Yang Tiancheng, Sucholutsky Ilia, Jen Kuang-Yu, Schonlau Matthias
Department of Statistics and Actuarial Science, University of Waterloo, Waterloo, Ontario, Canada.
Department of Pathology and Laboratory Medicine, University of California, Davis, Sacramento, CA, United States of America.
PeerJ Comput Sci. 2024 Feb 28;10:e1888. doi: 10.7717/peerj-cs.1888. eCollection 2024.
Pathology reports contain key information about the patient's diagnosis as well as important gross and microscopic findings. These information-rich clinical reports offer an invaluable resource for clinical studies, but data extraction and analysis from such unstructured texts is often manual and tedious. While neural information retrieval systems (typically implemented as deep learning methods for natural language processing) are automatic and flexible, they typically require a large domain-specific text corpus for training, making them infeasible for many medical subdomains. Thus, an automated data extraction method for pathology reports that does not require a large training corpus would be of significant value and utility.
To develop a language model-based neural information retrieval system that can be trained on small datasets and validate it by training it on renal transplant-pathology reports to extract relevant information for two predefined questions: (1) "What kind of rejection does the patient show?"; (2) "What is the grade of interstitial fibrosis and tubular atrophy (IFTA)?"
Kidney BERT was developed by pre-training Clinical BERT on 3.4K renal transplant pathology reports and 1.5M words.

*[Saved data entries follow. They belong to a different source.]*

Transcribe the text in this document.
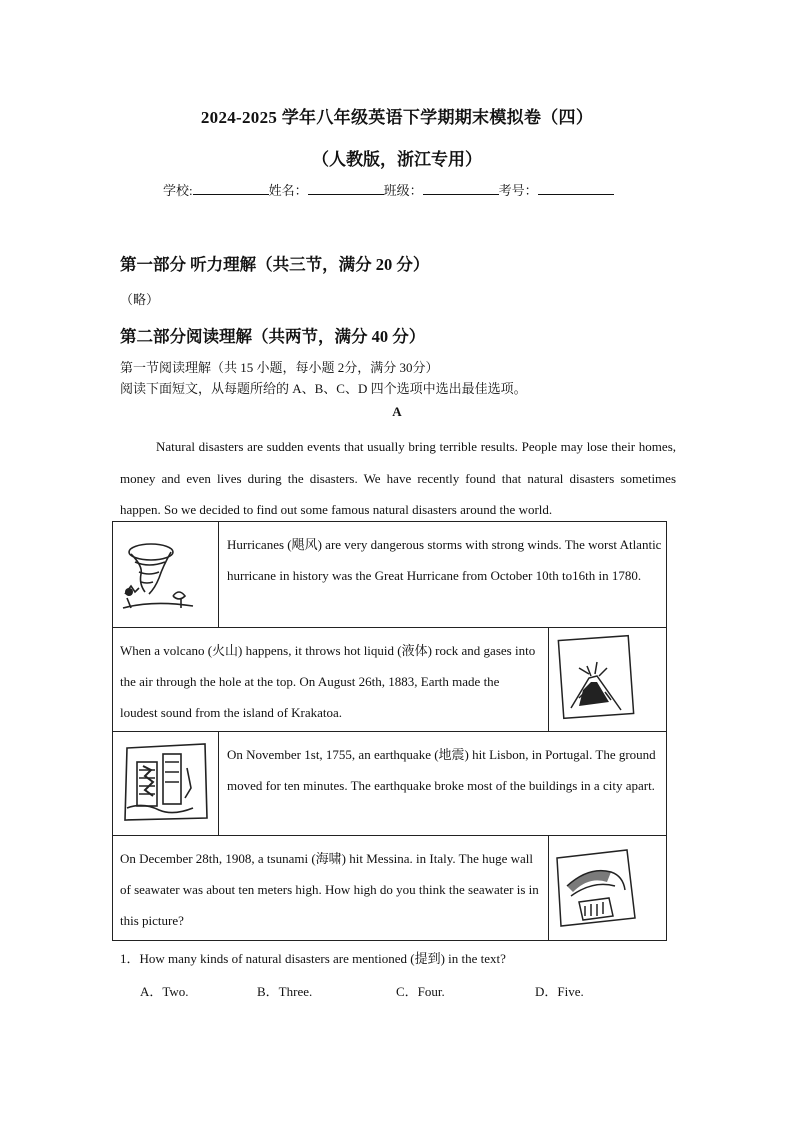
2024-2025 学年八年级英语下学期期末模拟卷（四）
（人教版，浙江专用）
学校:	姓名：	班级：	考号：
第一部分 听力理解（共三节，满分 20 分）
（略）
第二部分阅读理解（共两节，满分 40 分）
第一节阅读理解（共 15 小题，每小题 2分，满分 30分）
阅读下面短文，从每题所给的 A、B、C、D 四个选项中选出最佳选项。
A

Natural disasters are sudden events that usually bring terrible results. People may lose their homes, money and even lives during the disasters. We have recently found that natural disasters sometimes happen. So we decided to find out some famous natural disasters around the world.

Hurricanes (飓风) are very dangerous storms with strong winds. The worst Atlantic hurricane in history was the Great Hurricane from October 10th to16th in 1780.
When a volcano (火山) happens, it throws hot liquid (液体) rock and gases into the air through the hole at the top. On August 26th, 1883, Earth made the loudest sound from the island of Krakatoa.
On November 1st, 1755, an earthquake (地震) hit Lisbon, in Portugal. The ground moved for ten minutes. The earthquake broke most of the buildings in a city apart.
On December 28th, 1908, a tsunami (海啸) hit Messina. in Italy. The huge wall of seawater was about ten meters high. How high do you think the seawater is in this picture?
1．How many kinds of natural disasters are mentioned (提到) in the text?
A．Two.	B．Three.	C．Four.	D．Five.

Then, exKidneyBERT was developed by extending Clinical BERT's tokenizer with six technical keywords and repeating the pre-training procedure. This extended the model's vocabulary. All three models were fine-tuned with information retrieval heads.
The model with extended vocabulary, exKidneyBERT, outperformed Clinical BERT and Kidney BERT in both questions. For rejection, exKidneyBERT achieved an 83.3% overlap ratio for antibody-mediated rejection (ABMR) and 79.2% for T-cell mediated rejection (TCMR). For IFTA, exKidneyBERT had a 95.8% exact match rate.
ExKidneyBERT is a high-performing model for extracting information from renal pathology reports. Additional pre-training of BERT language models on specialized small domains does not necessarily improve performance. Extending the BERT tokenizer's vocabulary library is essential for specialized domains to improve performance, especially when pre-training on small corpora.
病理报告包含有关患者诊断的关键信息以及重要的大体和显微镜检查结果。这些信息丰富的临床报告为临床研究提供了宝贵的资源,但从这种非结构化文本中提取和分析数据通常是手动且繁琐的。虽然神经信息检索系统(通常作为自然语言处理的深度学习方法实现)是自动且灵活的,但它们通常需要大量特定领域的文本语料库进行训练,这使得它们在许多医学子领域中不可行。因此,一种不需要大量训练语料库的病理报告自动数据提取方法将具有重大价值和实用性。
开发一种基于语言模型的神经信息检索系统,该系统可以在小数据集上进行训练,并通过在肾移植病理报告上进行训练来验证它,以提取针对两个预定义问题的相关信息:(1)“患者表现出哪种排斥反应?”;(2)“间质纤维化和肾小管萎缩(IFTA)的分级是多少?”
通过在3400份肾移植病理报告和150万个单词上对Clinical BERT进行预训练来开发肾脏BERT。然后,通过用六个技术关键词扩展Clinical BERT的分词器并重复预训练过程来开发exKidneyBERT。这扩展了模型的词汇量。所有三个模型都使用信息检索头进行微调。
词汇量扩展的模型exKidneyBERT在两个问题上均优于Clinical BERT和肾脏BERT。对于排斥反应,exKidneyBERT在抗体介导的排斥反应(ABMR)中的重叠率达到83.3%,在T细胞介导的排斥反应(TCMR)中达到79.2%。对于IFTA,exKidneyBERT的精确匹配率为95.8%。
ExKidneyBERT是一种从肾脏病理报告中提取信息的高性能模型。在专门的小领域上对BERT语言模型进行额外的预训练不一定能提高性能。扩展BERT分词器的词汇库对于专门领域提高性能至关重要,特别是在对小语料库进行预训练时。